I’ve forgotten who it was that said creation is memory. My own experiences and the various things I have read remain in my memory and become the basis upon which I create something new. I couldn’t do it out of nothing. For this reason, since the time I was a young man I have always kept a notebook handy when I read a book. I write down my reactions and what particularly moves me. I have stacks and stacks of these college notebooks, and when I go off to write a script, these are what I read. Somewhere they always provide me with a point of breakthrough. Even for single lines of dialogue I have taken hints from these notebooks. So what I want to say is, don’t read books while lying down in bed.

I began writing scripts with two other people around 1940. Up until then I wrote alone, and found that I had no difficulties. But in writing alone there is a danger that your interpretation of another human being will suffer from one-sidedness. If you write with two other people about that human being, you get at least three different viewpoints on him, and you can discuss the points on which you disagree. Also, the director has a natural tendency to nudge the hero and the plot along into a pattern that is the easiest one for him to direct. By writing with about two other people, you can avoid this danger also.
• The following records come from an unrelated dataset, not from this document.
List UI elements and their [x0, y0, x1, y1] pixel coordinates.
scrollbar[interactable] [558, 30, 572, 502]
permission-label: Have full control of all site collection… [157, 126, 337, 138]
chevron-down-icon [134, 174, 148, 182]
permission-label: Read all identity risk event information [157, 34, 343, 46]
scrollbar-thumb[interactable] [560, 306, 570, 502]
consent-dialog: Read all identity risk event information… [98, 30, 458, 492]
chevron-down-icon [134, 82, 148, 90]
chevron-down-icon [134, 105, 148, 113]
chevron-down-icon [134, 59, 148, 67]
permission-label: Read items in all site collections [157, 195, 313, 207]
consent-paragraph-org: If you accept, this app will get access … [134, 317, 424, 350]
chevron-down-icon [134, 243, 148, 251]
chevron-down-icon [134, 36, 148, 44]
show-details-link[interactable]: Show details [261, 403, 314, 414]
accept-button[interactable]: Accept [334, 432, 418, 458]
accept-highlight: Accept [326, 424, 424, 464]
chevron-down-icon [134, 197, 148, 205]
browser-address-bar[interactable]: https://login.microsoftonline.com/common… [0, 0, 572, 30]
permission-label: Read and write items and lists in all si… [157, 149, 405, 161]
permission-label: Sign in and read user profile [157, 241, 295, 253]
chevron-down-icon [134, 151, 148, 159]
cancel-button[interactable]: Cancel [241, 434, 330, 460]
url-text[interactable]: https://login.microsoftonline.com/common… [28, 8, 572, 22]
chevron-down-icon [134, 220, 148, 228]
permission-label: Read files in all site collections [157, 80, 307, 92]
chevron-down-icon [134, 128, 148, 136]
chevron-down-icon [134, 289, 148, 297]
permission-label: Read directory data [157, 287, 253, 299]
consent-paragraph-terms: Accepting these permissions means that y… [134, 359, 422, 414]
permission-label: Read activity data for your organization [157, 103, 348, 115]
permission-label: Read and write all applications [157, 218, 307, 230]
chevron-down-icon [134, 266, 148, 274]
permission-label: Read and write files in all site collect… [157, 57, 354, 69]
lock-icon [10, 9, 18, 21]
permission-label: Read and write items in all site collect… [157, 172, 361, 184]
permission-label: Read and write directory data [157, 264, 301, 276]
Something that you should take particular notice of is the fact that the best scripts have very few explanatory passages. Adding explanation to the descriptive passages of a screenplay is the most dangerous trap you can fall into. It’s easy to explain the psychological state of a character at a particular moment, but it’s very difficult to describe it through the delicate nuances of action and dialogue. Yet it is not impossible. A great deal about this can be learned from the study of the great plays, and I believe the ‘hard-boiled’ detective novels can also be very instructive.